2.1.1. Divergence dans la pratique

2.1.1.1. Constance à l’Orchestre symphonique de Québec

Depuis la saison 2000-2001, l’OSQ présente avec constance des concerts crossover au sein de ses programmations annuelles. Si nous excluons les concerts jeunesse et les concerts

crossover présentés en collaboration avec une autre discipline artistique, nous remarquons

plus, l’OSQ accorde une réelle importance à ces concerts crossover depuis les débuts de cette pratique en consacrant des séries de concerts qui puisse leur offrir un espace au sein des programmations : la série Week-ends électrisants Hydro-Québec, existante de la saison 2000-2001 jusqu’à la saison 2007-2008, présentait la majorité des concerts crossover proposés par l’orchestre, suivie de la série Coups de foudre Hydro-Québec qui a repris ce rôle à partir de la saison 2008-2009.

Toutefois, bien que la pratique d’intégrer des concerts crossover au sein des programmations annuelles soit en elle-même constante chez l’OSQ, les types de concerts

crossover proposés ont quant à eux évolués au fil des saisons. En effet, comme mentionné à

la section 1.2.2.2 du chapitre 1, il semble y avoir eu un changement de cap dans le choix des genres musicaux autre que la musique classique présentés à l’orchestre (Figure 1). Par exemple, en ce qui concerne les concerts jazz, blues et swing, ceux-ci ont eu une présence sporadique dans les programmations : de la saison 2005-2006 à la saison 2009-2010 ils ont été complètement absents de l’offre de concerts et depuis la saison 2015-2016 ils ont été à nouveau écartés. De plus, les concerts de musique du monde ont été présents dans une majorité des programmations de la saison 2000-2001 jusqu’à la saison 2012-2013, mais depuis ils ont eux aussi disparus de l’offre de concerts. Par ailleurs, ce changement coïncide avec une présence marquée de concerts « Hommage » depuis la saison 2013-2014 et l’apparition d’une nouvelle tradition à l’OSQ : les concerts « Hollywood ». Ainsi, il semblerait que l’OSQ ait pris une nouvelle tangente et ait modifié son offre de concerts

crossover depuis la saison 2013-2014. Somme toute, la particularité de la pratique du crossover chez l’OSQ réside dans sa constance et sa présence soutenue tout au long de la

période analysée.

2.1.1.2. Nouvelle tangente pour l’Orchestre symphonique de Montréal

Du côté de l’OSM, la pratique du crossover nous est apparue beaucoup moins constante. Le nombre de concerts crossover présentés chaque année varie grandement d’une saison à l’autre et en ce qui concerne les concerts exclusivement musicaux, les saisons 2005-2006 et 2010-2011 n’en ont présenté aucun (Figure 3).

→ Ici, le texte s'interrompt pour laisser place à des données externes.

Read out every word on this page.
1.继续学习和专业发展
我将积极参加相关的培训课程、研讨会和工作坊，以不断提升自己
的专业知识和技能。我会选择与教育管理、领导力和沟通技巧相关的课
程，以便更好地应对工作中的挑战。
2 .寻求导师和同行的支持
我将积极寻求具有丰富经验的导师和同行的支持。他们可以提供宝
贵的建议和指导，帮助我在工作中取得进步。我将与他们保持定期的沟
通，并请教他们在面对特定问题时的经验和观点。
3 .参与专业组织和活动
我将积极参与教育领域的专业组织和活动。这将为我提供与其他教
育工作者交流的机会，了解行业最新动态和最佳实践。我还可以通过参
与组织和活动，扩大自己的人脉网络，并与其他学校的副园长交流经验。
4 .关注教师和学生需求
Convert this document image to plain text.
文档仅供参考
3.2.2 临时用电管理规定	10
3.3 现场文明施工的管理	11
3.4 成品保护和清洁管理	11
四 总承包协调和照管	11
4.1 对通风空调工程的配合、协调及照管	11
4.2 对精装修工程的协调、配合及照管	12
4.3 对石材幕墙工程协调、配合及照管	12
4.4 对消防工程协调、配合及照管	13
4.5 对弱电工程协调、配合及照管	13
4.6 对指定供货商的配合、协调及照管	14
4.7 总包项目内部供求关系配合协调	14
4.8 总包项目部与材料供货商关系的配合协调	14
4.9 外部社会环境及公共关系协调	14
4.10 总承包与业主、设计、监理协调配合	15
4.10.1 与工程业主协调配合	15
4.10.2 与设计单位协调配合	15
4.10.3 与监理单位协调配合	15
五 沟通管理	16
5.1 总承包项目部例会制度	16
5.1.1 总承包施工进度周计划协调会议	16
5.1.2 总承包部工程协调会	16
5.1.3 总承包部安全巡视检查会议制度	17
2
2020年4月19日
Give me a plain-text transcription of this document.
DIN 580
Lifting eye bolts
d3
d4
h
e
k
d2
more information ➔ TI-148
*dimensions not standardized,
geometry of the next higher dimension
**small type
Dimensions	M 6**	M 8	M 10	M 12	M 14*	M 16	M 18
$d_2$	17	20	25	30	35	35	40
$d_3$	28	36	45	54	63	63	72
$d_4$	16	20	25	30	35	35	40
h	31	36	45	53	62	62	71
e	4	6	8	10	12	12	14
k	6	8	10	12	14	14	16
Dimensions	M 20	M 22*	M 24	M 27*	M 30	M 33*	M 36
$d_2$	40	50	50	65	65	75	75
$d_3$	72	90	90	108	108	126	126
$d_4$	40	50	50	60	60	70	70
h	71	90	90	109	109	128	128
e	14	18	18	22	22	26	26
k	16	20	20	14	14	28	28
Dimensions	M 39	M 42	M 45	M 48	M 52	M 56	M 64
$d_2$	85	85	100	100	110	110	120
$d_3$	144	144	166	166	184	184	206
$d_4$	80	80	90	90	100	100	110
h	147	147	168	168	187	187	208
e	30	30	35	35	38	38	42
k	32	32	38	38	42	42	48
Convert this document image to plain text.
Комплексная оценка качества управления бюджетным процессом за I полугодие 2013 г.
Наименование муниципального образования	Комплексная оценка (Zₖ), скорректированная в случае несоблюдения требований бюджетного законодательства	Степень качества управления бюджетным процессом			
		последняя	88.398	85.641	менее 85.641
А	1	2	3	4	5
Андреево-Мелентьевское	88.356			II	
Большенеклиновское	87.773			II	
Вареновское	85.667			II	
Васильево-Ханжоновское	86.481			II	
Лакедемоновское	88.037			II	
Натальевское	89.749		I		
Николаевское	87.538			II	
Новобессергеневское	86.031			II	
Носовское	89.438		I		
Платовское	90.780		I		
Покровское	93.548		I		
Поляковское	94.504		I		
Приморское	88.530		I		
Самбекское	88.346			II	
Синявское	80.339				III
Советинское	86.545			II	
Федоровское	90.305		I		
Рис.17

L’importance accordée aux concerts

crossover est donc, de façon globale et pour l’ensemble de la période observée, certainement

moindre du côté de l’OSM. De plus, les concerts de musique populaire, qui sont pourtant présents dans la grande majorité des programmations du côté de l’OSQ, n’apparaissent que dans 12 des 18 saisons analysées. En revanche, un type de concerts crossover davantage présents dans les programmations annuelles de l’OSM sont les concerts de Noël. En effet, il s’agit d’une tradition bien ancrée chez cet orchestre. De plus, de cette tradition en est née une nouvelle à la saison 2011-2012 : les concerts avec conte de Noël. Lors de la saison 2011-2012, une première collaboration a été faite avec le chanteur et conteur Fred Pellerin, qui s’est réitérée en décembre 2013 et en décembre 2015. Cette tradition a par la suite été poursuivie avec l’humoriste et conteur Boucar Diouf en décembre 2016 et l’acteur Antoine Bertrand en décembre 2017.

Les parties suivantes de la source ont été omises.